Der IWF reduziert seine Prognose für das globale Wirtschaftswachstum.

Wegen des zu langsamen Reformtempos in Europa wird der IWF seine Prognose für das Wachstum der Weltwirtschaft in diesem Jahr in seinem neuen Ausblick, den er in Tokio vorlegt, leicht auf 3,3 Prozent reduzieren. In Europa soll das Plus nur bei 0,4 Prozent liegen, für Deutschland sollen es 0,9 Prozent sein. Bislang hatte der IWF hier mit 1,4 Prozent gerechnet.

Während der Fonds die (Hilfs-)Maßnahmen der Notenbanken, auch das Anleiheprogramm der EZB lobt, ist er mit den Reformen für den Finanzsektor nicht zufrieden. Es müssten nicht nur größere Kapitalrücklagen gefordert und erfüllt werden, es müsse auch klare Restriktionen für einzelne Geschäfte geben.
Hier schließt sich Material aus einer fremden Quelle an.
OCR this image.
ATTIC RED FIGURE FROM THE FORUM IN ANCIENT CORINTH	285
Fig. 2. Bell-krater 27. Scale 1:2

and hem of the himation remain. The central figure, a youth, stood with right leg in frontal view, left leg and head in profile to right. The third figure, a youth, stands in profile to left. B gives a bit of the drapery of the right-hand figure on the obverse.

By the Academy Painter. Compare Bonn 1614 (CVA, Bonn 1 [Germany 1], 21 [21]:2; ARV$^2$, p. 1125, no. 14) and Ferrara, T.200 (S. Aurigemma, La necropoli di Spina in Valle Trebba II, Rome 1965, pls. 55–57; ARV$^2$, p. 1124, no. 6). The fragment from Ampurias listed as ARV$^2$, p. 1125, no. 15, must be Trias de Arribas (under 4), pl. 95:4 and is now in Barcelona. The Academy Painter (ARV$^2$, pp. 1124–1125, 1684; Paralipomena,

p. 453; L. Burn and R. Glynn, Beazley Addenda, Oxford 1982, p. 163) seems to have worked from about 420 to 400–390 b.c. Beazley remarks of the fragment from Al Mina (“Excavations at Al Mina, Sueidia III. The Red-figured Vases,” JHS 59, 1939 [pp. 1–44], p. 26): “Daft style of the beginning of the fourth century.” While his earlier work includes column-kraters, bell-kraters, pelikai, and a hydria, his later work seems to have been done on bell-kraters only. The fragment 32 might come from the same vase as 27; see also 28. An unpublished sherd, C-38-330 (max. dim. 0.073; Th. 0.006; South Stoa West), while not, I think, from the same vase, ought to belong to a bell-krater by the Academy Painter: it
Der IWF fordert Möglichkeiten zur Abwicklung insolventer Banken und endlich eine strengere Überwachung von Schattenbanken und Hedgefonds.

Umgekehrt steht allerdings auch der IWF in der Kritik, vor allem von Seiten der Bundesbank. Für sie ist er zu stark in eine Rolle als Krisenfeuerwehr geschlüpft, die immer mehr Hilfsprogramme auflegt und die Bedingungen dafür aufweicht. Damit nehme der Fonds zu hohe Risiken in Kauf, wandle sich so mehr und mehr zu einer Bank, die möglicherweise irgendwann von den Steuerzahlern gestützt oder gar aufgefangen werden muss. Der IWF solle sich auf seine Kernaufgabe und damit die Überwachung der Finanzen seiner Mitgliedsstaaten konzentrieren, sagt Bundesbank-Vorstand Andreas Dombret.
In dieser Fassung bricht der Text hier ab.